Naturally, trad carols spring to the soundtrack readily. Not into that old ground. The new stuff comes on strong. Herod about steals the show with the show stopping “Good to be King” (Antonio Banderas) but later goes through an identity crisis with the rocking “In My Blood” (Joel Smallbone). Over the top melodrama, but okay. The ‘rents duet their troubles with a string “Can We Make This Work?” but answer at the birth with a sweet “We Become We” (Fiona Palomo, Milo Manheim). You see where this is going? Pop songs to go viral with old news. The magi (Omid Djalili, Rizwan Manji, Geno Segers) rap to heavily orchestration in “Three Wise Guys” to lesser value. (They argue over who has the best gift. Huh.) And, earlier on, the girls (Fiona Palomo, Mōriah, Stephanie Gil) gossip about “Mary’s Getting Married,” a busy pop tickle like you would get in any B’way show. Not sure ’bout that one.

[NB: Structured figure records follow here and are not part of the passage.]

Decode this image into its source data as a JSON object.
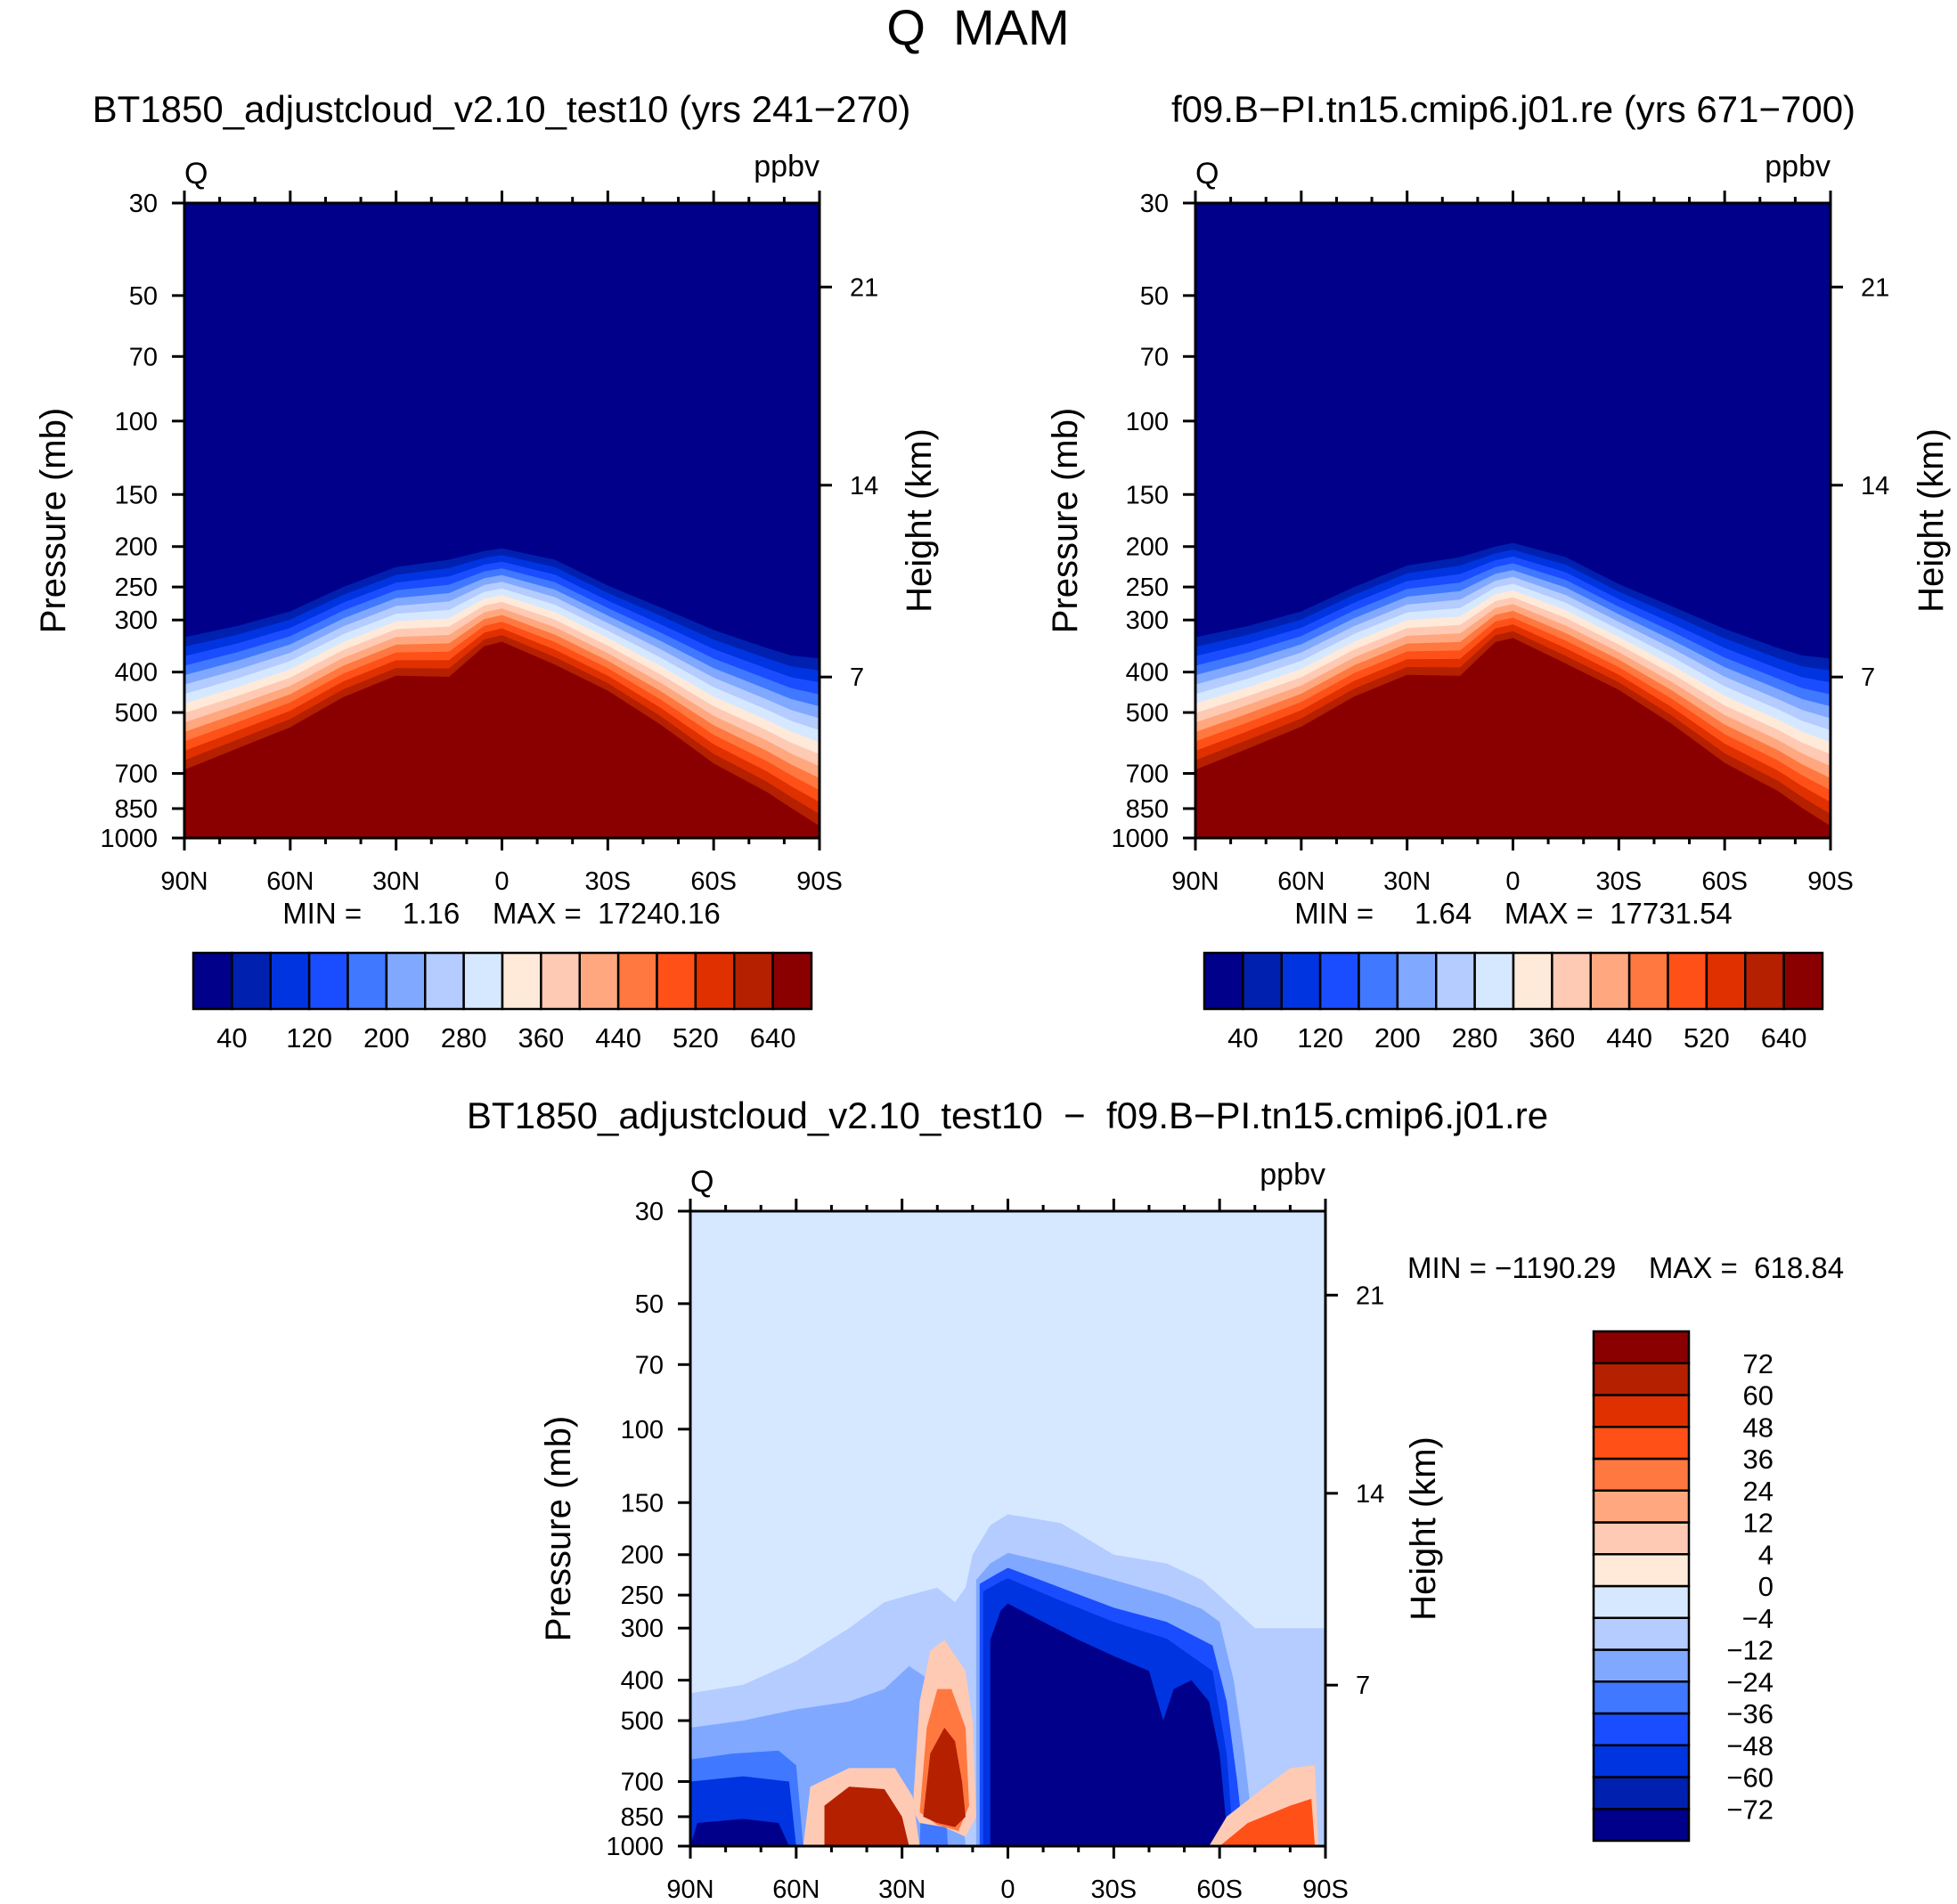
{
  "title": "Q  MAM",
  "diff_title": "BT1850_adjustcloud_v2.10_test10  −  f09.B−PI.tn15.cmip6.j01.re",
  "chart_data": [
    {
      "type": "contour",
      "title": "BT1850_adjustcloud_v2.10_test10 (yrs 241−270)",
      "left_label": "Q",
      "right_label": "ppbv",
      "ylabel": "Pressure (mb)",
      "y2label": "Height (km)",
      "minmax": "MIN =     1.16    MAX =  17240.16",
      "xlim": [
        90,
        -90
      ],
      "ylim": [
        30,
        1000
      ],
      "yscale": "log",
      "x_ticks": [
        90,
        60,
        30,
        0,
        -30,
        -60,
        -90
      ],
      "x_tick_labels": [
        "90N",
        "60N",
        "30N",
        "0",
        "30S",
        "60S",
        "90S"
      ],
      "y_ticks": [
        30,
        50,
        70,
        100,
        150,
        200,
        250,
        300,
        400,
        500,
        700,
        850,
        1000
      ],
      "y_tick_labels": [
        "30",
        "50",
        "70",
        "100",
        "150",
        "200",
        "250",
        "300",
        "400",
        "500",
        "700",
        "850",
        "1000"
      ],
      "height_ticks_km": [
        21,
        14,
        7
      ],
      "height_ticks_pressure_mb": [
        47.7,
        142.5,
        411
      ],
      "height_tick_labels": [
        "21",
        "14",
        "7"
      ],
      "levels": [
        40,
        80,
        120,
        160,
        200,
        240,
        280,
        320,
        360,
        400,
        440,
        480,
        520,
        560,
        600,
        640
      ],
      "colorbar_labels": [
        "40",
        "120",
        "200",
        "280",
        "360",
        "440",
        "520",
        "640"
      ],
      "field_lat": [
        90,
        75,
        60,
        45,
        30,
        15,
        5,
        0,
        -15,
        -30,
        -45,
        -60,
        -75,
        -82,
        -90
      ],
      "field_top_mb": [
        330,
        310,
        286,
        250,
        224,
        215,
        205,
        202,
        215,
        248,
        280,
        317,
        350,
        365,
        371
      ],
      "field_bottom_mb": [
        723,
        640,
        568,
        480,
        426,
        430,
        360,
        351,
        400,
        462,
        560,
        698,
        820,
        900,
        1000
      ]
    },
    {
      "type": "contour",
      "title": "f09.B−PI.tn15.cmip6.j01.re (yrs 671−700)",
      "left_label": "Q",
      "right_label": "ppbv",
      "ylabel": "Pressure (mb)",
      "y2label": "Height (km)",
      "minmax": "MIN =     1.64    MAX =  17731.54",
      "xlim": [
        90,
        -90
      ],
      "ylim": [
        30,
        1000
      ],
      "yscale": "log",
      "x_ticks": [
        90,
        60,
        30,
        0,
        -30,
        -60,
        -90
      ],
      "x_tick_labels": [
        "90N",
        "60N",
        "30N",
        "0",
        "30S",
        "60S",
        "90S"
      ],
      "y_ticks": [
        30,
        50,
        70,
        100,
        150,
        200,
        250,
        300,
        400,
        500,
        700,
        850,
        1000
      ],
      "y_tick_labels": [
        "30",
        "50",
        "70",
        "100",
        "150",
        "200",
        "250",
        "300",
        "400",
        "500",
        "700",
        "850",
        "1000"
      ],
      "height_ticks_km": [
        21,
        14,
        7
      ],
      "height_ticks_pressure_mb": [
        47.7,
        142.5,
        411
      ],
      "height_tick_labels": [
        "21",
        "14",
        "7"
      ],
      "levels": [
        40,
        80,
        120,
        160,
        200,
        240,
        280,
        320,
        360,
        400,
        440,
        480,
        520,
        560,
        600,
        640
      ],
      "colorbar_labels": [
        "40",
        "120",
        "200",
        "280",
        "360",
        "440",
        "520",
        "640"
      ],
      "field_lat": [
        90,
        75,
        60,
        45,
        30,
        15,
        5,
        0,
        -15,
        -30,
        -45,
        -60,
        -75,
        -82,
        -90
      ],
      "field_top_mb": [
        330,
        310,
        286,
        250,
        222,
        212,
        200,
        196,
        212,
        246,
        278,
        315,
        350,
        365,
        371
      ],
      "field_bottom_mb": [
        723,
        640,
        566,
        478,
        424,
        428,
        352,
        344,
        398,
        460,
        558,
        696,
        815,
        900,
        1000
      ]
    },
    {
      "type": "contour",
      "title": "",
      "left_label": "Q",
      "right_label": "ppbv",
      "ylabel": "Pressure (mb)",
      "y2label": "Height (km)",
      "minmax": "MIN = −1190.29    MAX =  618.84",
      "xlim": [
        90,
        -90
      ],
      "ylim": [
        30,
        1000
      ],
      "yscale": "log",
      "x_ticks": [
        90,
        60,
        30,
        0,
        -30,
        -60,
        -90
      ],
      "x_tick_labels": [
        "90N",
        "60N",
        "30N",
        "0",
        "30S",
        "60S",
        "90S"
      ],
      "y_ticks": [
        30,
        50,
        70,
        100,
        150,
        200,
        250,
        300,
        400,
        500,
        700,
        850,
        1000
      ],
      "y_tick_labels": [
        "30",
        "50",
        "70",
        "100",
        "150",
        "200",
        "250",
        "300",
        "400",
        "500",
        "700",
        "850",
        "1000"
      ],
      "height_ticks_km": [
        21,
        14,
        7
      ],
      "height_ticks_pressure_mb": [
        47.7,
        142.5,
        411
      ],
      "height_tick_labels": [
        "21",
        "14",
        "7"
      ],
      "levels": [
        -72,
        -60,
        -48,
        -36,
        -24,
        -12,
        -4,
        0,
        4,
        12,
        24,
        36,
        48,
        60,
        72
      ],
      "colorbar_labels": [
        "72",
        "60",
        "48",
        "36",
        "24",
        "12",
        "4",
        "0",
        "−4",
        "−12",
        "−24",
        "−36",
        "−48",
        "−60",
        "−72"
      ],
      "background_bin": 7,
      "regions": [
        {
          "bin": 6,
          "pts": [
            [
              90,
              1000
            ],
            [
              90,
              430
            ],
            [
              75,
              410
            ],
            [
              60,
              360
            ],
            [
              45,
              300
            ],
            [
              35,
              260
            ],
            [
              28,
              250
            ],
            [
              20,
              240
            ],
            [
              15,
              260
            ],
            [
              12,
              240
            ],
            [
              10,
              200
            ],
            [
              5,
              170
            ],
            [
              0,
              160
            ],
            [
              -15,
              168
            ],
            [
              -30,
              200
            ],
            [
              -45,
              210
            ],
            [
              -55,
              230
            ],
            [
              -62,
              260
            ],
            [
              -70,
              300
            ],
            [
              -90,
              300
            ],
            [
              -90,
              1000
            ]
          ]
        },
        {
          "bin": 5,
          "pts": [
            [
              90,
              1000
            ],
            [
              90,
              520
            ],
            [
              75,
              500
            ],
            [
              60,
              470
            ],
            [
              45,
              450
            ],
            [
              35,
              420
            ],
            [
              28,
              370
            ],
            [
              22,
              400
            ],
            [
              18,
              470
            ],
            [
              14,
              600
            ],
            [
              12,
              1000
            ]
          ]
        },
        {
          "bin": 5,
          "pts": [
            [
              9,
              1000
            ],
            [
              9,
              230
            ],
            [
              5,
              210
            ],
            [
              0,
              198
            ],
            [
              -15,
              212
            ],
            [
              -30,
              230
            ],
            [
              -45,
              250
            ],
            [
              -55,
              270
            ],
            [
              -60,
              290
            ],
            [
              -64,
              400
            ],
            [
              -67,
              600
            ],
            [
              -70,
              1000
            ]
          ]
        },
        {
          "bin": 4,
          "pts": [
            [
              90,
              1000
            ],
            [
              90,
              620
            ],
            [
              78,
              600
            ],
            [
              65,
              590
            ],
            [
              60,
              640
            ],
            [
              58,
              1000
            ]
          ]
        },
        {
          "bin": 4,
          "pts": [
            [
              25,
              1000
            ],
            [
              24,
              520
            ],
            [
              21,
              420
            ],
            [
              19,
              500
            ],
            [
              18,
              700
            ],
            [
              17,
              1000
            ]
          ]
        },
        {
          "bin": 3,
          "pts": [
            [
              8,
              1000
            ],
            [
              8,
              235
            ],
            [
              3,
              222
            ],
            [
              0,
              215
            ],
            [
              -15,
              240
            ],
            [
              -30,
              268
            ],
            [
              -45,
              290
            ],
            [
              -58,
              330
            ],
            [
              -62,
              450
            ],
            [
              -65,
              700
            ],
            [
              -67,
              1000
            ]
          ]
        },
        {
          "bin": 2,
          "pts": [
            [
              90,
              1000
            ],
            [
              90,
              700
            ],
            [
              75,
              680
            ],
            [
              62,
              700
            ],
            [
              60,
              1000
            ]
          ]
        },
        {
          "bin": 2,
          "pts": [
            [
              7,
              1000
            ],
            [
              7,
              245
            ],
            [
              2,
              232
            ],
            [
              0,
              228
            ],
            [
              -15,
              258
            ],
            [
              -30,
              290
            ],
            [
              -45,
              318
            ],
            [
              -58,
              380
            ],
            [
              -62,
              600
            ],
            [
              -64,
              1000
            ]
          ]
        },
        {
          "bin": 0,
          "pts": [
            [
              90,
              1000
            ],
            [
              88,
              880
            ],
            [
              75,
              860
            ],
            [
              65,
              880
            ],
            [
              62,
              1000
            ]
          ]
        },
        {
          "bin": 0,
          "pts": [
            [
              5,
              1000
            ],
            [
              5,
              320
            ],
            [
              2,
              272
            ],
            [
              0,
              262
            ],
            [
              -10,
              290
            ],
            [
              -20,
              320
            ],
            [
              -30,
              350
            ],
            [
              -40,
              380
            ],
            [
              -44,
              500
            ],
            [
              -47,
              420
            ],
            [
              -52,
              400
            ],
            [
              -57,
              450
            ],
            [
              -60,
              600
            ],
            [
              -62,
              900
            ],
            [
              -64,
              1000
            ]
          ]
        },
        {
          "bin": 9,
          "pts": [
            [
              27,
              820
            ],
            [
              25,
              450
            ],
            [
              22,
              340
            ],
            [
              18,
              320
            ],
            [
              12,
              380
            ],
            [
              10,
              500
            ],
            [
              9,
              850
            ],
            [
              12,
              950
            ],
            [
              18,
              900
            ],
            [
              25,
              880
            ]
          ]
        },
        {
          "bin": 11,
          "pts": [
            [
              25,
              830
            ],
            [
              23,
              520
            ],
            [
              20,
              420
            ],
            [
              16,
              420
            ],
            [
              12,
              520
            ],
            [
              11,
              800
            ],
            [
              14,
              920
            ],
            [
              20,
              890
            ]
          ]
        },
        {
          "bin": 14,
          "pts": [
            [
              24,
              850
            ],
            [
              22,
              600
            ],
            [
              18,
              520
            ],
            [
              15,
              560
            ],
            [
              13,
              700
            ],
            [
              12,
              850
            ],
            [
              15,
              900
            ],
            [
              20,
              880
            ]
          ]
        },
        {
          "bin": 9,
          "pts": [
            [
              58,
              1000
            ],
            [
              56,
              720
            ],
            [
              45,
              650
            ],
            [
              32,
              650
            ],
            [
              27,
              760
            ],
            [
              25,
              1000
            ]
          ]
        },
        {
          "bin": 14,
          "pts": [
            [
              52,
              1000
            ],
            [
              52,
              800
            ],
            [
              45,
              720
            ],
            [
              35,
              730
            ],
            [
              30,
              850
            ],
            [
              28,
              1000
            ]
          ]
        },
        {
          "bin": 9,
          "pts": [
            [
              -57,
              1000
            ],
            [
              -62,
              850
            ],
            [
              -72,
              730
            ],
            [
              -80,
              650
            ],
            [
              -87,
              640
            ],
            [
              -88,
              1000
            ]
          ]
        },
        {
          "bin": 12,
          "pts": [
            [
              -60,
              1000
            ],
            [
              -68,
              880
            ],
            [
              -80,
              800
            ],
            [
              -86,
              770
            ],
            [
              -87,
              1000
            ]
          ]
        }
      ]
    }
  ],
  "colors": [
    "#00008a",
    "#0020b0",
    "#0034e0",
    "#1a4dff",
    "#4078ff",
    "#80a8ff",
    "#b4ccff",
    "#d6e8ff",
    "#ffeada",
    "#ffcab4",
    "#ffa880",
    "#ff7840",
    "#ff5018",
    "#e03000",
    "#b42000",
    "#8a0000"
  ],
  "diff_colors": [
    "#00008a",
    "#0020b0",
    "#0034e0",
    "#1a4dff",
    "#4078ff",
    "#80a8ff",
    "#b4ccff",
    "#d6e8ff",
    "#ffeada",
    "#ffcab4",
    "#ffa880",
    "#ff7840",
    "#ff5018",
    "#e03000",
    "#b42000",
    "#8a0000"
  ]
}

The finale, “Brand New Life,” is that Xian rock scene with drum beating and pounding rhythms and hopping resurrecting a 1979 mosh pit. We the Kingdom (feat Steven Curtis Chapman) give life or at least a three-year-old’s energy to the old story. Bravo/amen.

Then there’s Forest Whitaker, Jennifer Hudson, Jacob Latimore, and Luke James fooling around with Black Nativity. Too many standard carols to get a good review from moi. The songs are the usual gospel rousers (“Be Grateful,” “As“), which are barely positive as the characters are so bedeviled with urban strife (“Hush Child (Get You Through This Silent Night)“). This isn’t THE Christmas Story, just a modern fable (from a Langston Hughes piece) that hearkens back. Redemption comes at the cost of humiliation. Yet the gospel offerings aren’t just up-getters that make you rise; they grip the soul and make you shiver. Stand out numbers include the inimitable Jennifer Hudson’s “Test of Faith,” and the incomparable Forest Whitaker’s (backed by the Gospeldelic Choir) “Can’t Stop Praising His Name.”